I firmly believe that organizing summer vacations ought to come with a training course. Boot camp, if you will. Day after day of physical and verbal exercises combined with courses such as Basic Multi-Event Planning for Wildly Divergent Individuals 101; Manipulating Childish Whims (basic and advanced); Finding Things & Hiding Things; Lists, Lists, Lists; What to Leave Behind; and Temper Management for Unappreciated Organizers. Each night participants should crawl back to their rooms and be given a bottle of wine with a straw, along with a box of chocolate-covered coffee beans to simulate the wakefulness caused by wondering what you’ve forgotten.

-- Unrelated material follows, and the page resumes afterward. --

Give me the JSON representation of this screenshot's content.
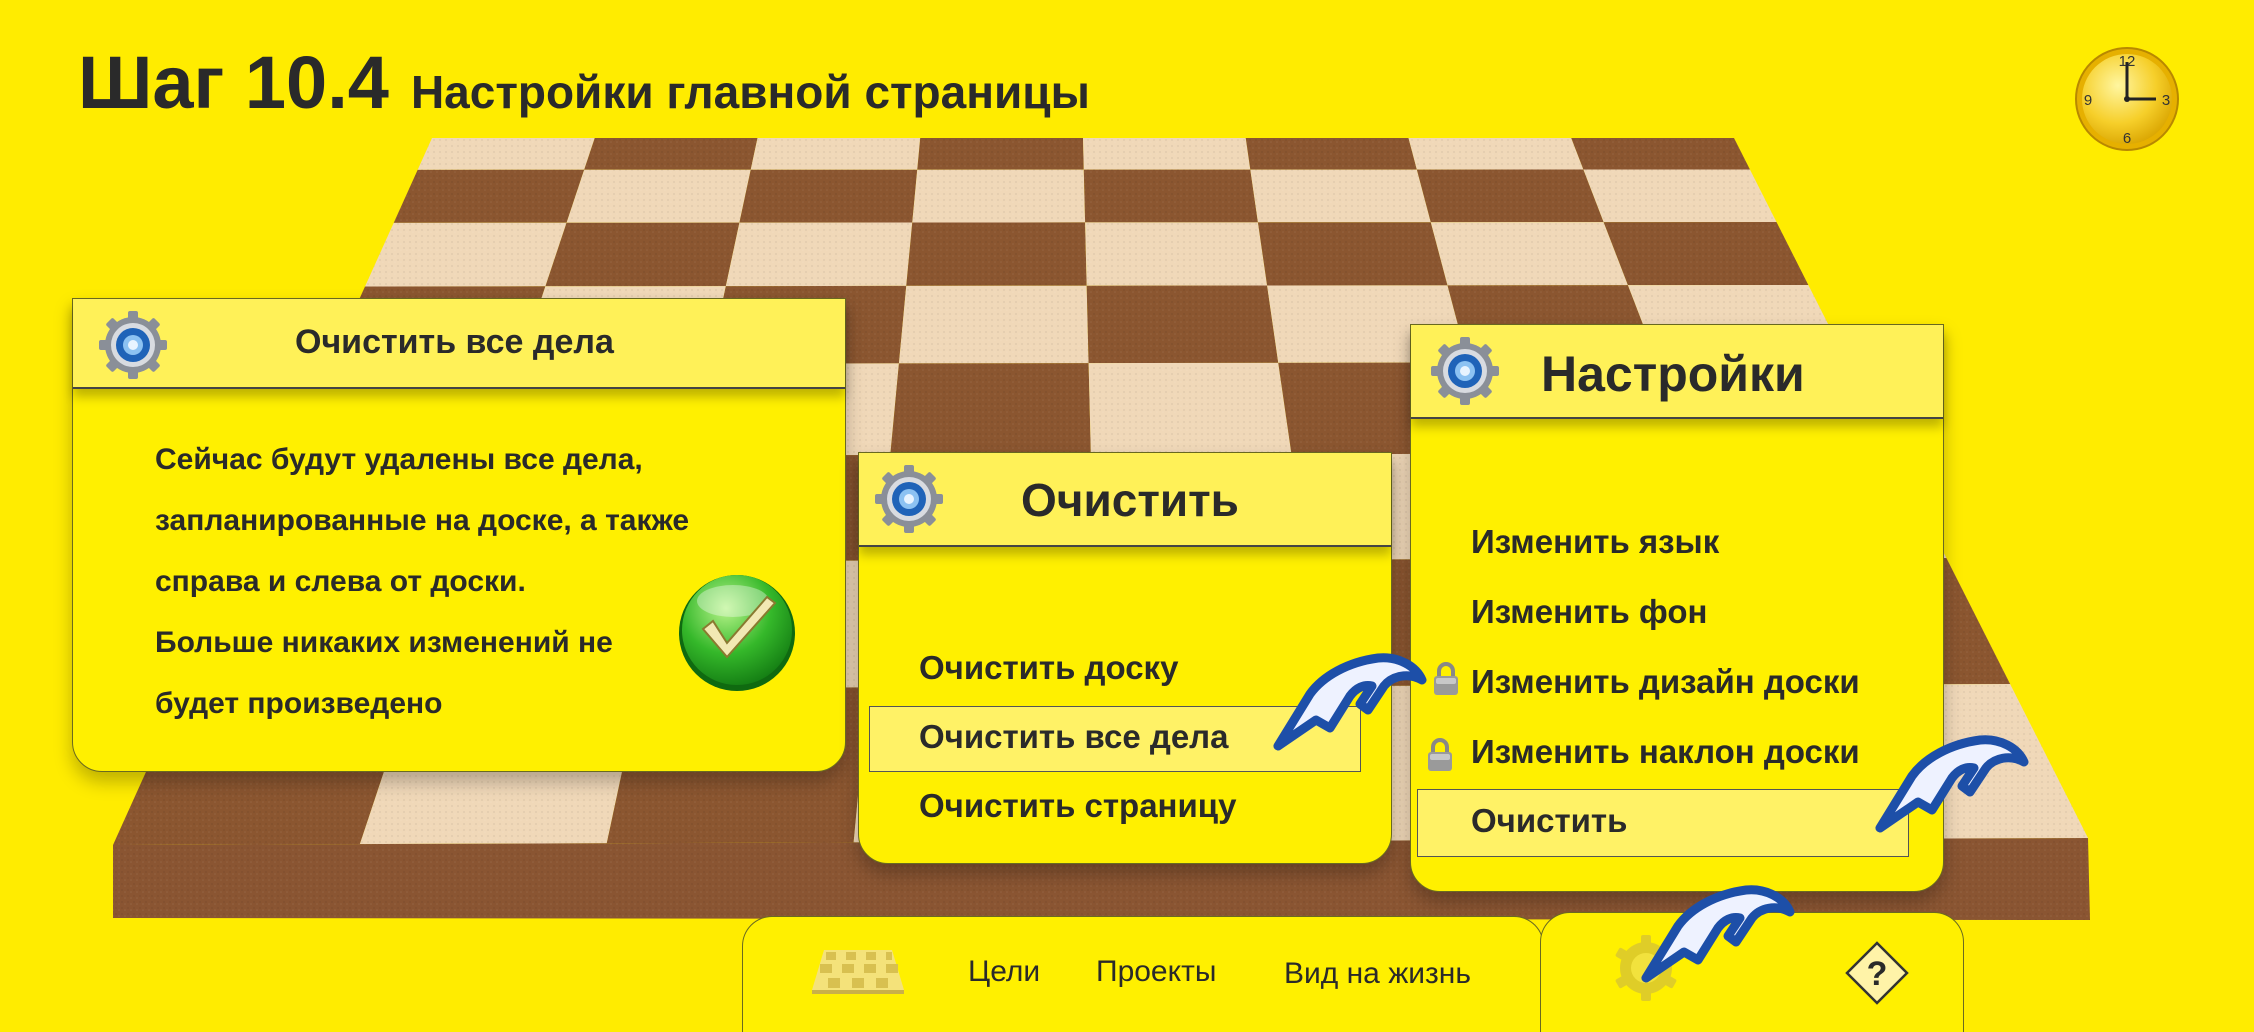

To paraphrase Boromir, who never married or had kids and therefore had a limited frame of reference, one does not simply walk into a vacation of a month’s duration. Its participants are fed by more than just pasta. There are children there that do not sleep. The mosquitoes are ever watchful. It is an ephemeral minefield, riddled with flies, lists, and boxes. The very air you breathe is a seeded with forgetfulness. Not with ten thousand men* could you do this. It is folly.
*Note: one organized woman leading a household on vacation ≥ ten thousand men
We (well, some of us at various times) are going on vacation soon. I will be gone off-grid for a month, on Exploits Islands (Flickr picture albums) which is a resettled community in Notre Dame Bay, Newfoundland, (past blog posts here) with Katherine and Rowan. John and Moss will be joining us halfway through, hopefully with more wine gums. There are extra children floating around in there, as well as three households in total who will be sharing the adventure. It promises to be a phenomenally good time, once we get out the door.
A month is a long time. It’s a lot of food, plenty of suncreen, fly spray and toilet paper. It’s also a lot of time in which bills have to be paid, cats have to be fed, greenhouses have to be watered and all the other mundane things that go into keeping ordinary life on an even keel. Arranging to clue up loose ends from various other parts of my life; setting things up so that the bills will be paid in my absence; installing and testing the irrigation system; finding blankets, lifejackets, coolers and other travel gear; planning the projects that will be done on the house during our trip and making supply lists for those; testing and finding cords for the technology that will accompany us and testing the means of powering it, our new solar panel system and so forth. I also try to leave the house civilised for John (it’s only fair) and he also needs a list of the things that I do automatically that will need to be done in my absence. This requires thinking about what it is that I do without thinking and that cannot be done while thinking about anything else (wine helps).
It’s very much like planning an expedition, but an expedition with multiple cars and a longliner to transport gear across the province and onto the island. This actually adds a complication in and of itself, since it makes it possible to bring more gear and requires further discipline in eliminating the unnecessary. Packing discipline, I have learned, is not innate to the human condition. Packing for a backpacking trip is quite simple: if you bring it, you’ll have to carry it. If you can cram it into a car, it’s much easier to end up with stuff that you don’t need. The more stuff there is included, the more my head explodes.
So tomorrow I clue up any ends that need singeing, finalize my lists, buy enough stain to paint the summer house (eight gallons in “Cape Cod Grey”, in case you were wondering, along with another two gallons to paint the boathouse), and try to round up kids’ water gear, rain gear and hobby gear. The groundwork has been laid, the lists are ready and we’ve reached the “pile it all in the living room” stage of planning.
It’s the hardest part of the trip, since it’s still possible to forget any one of a number of things and getting mired down in details is utterly possible and highly likely.
I can’t wait to have it all packed and get on the road.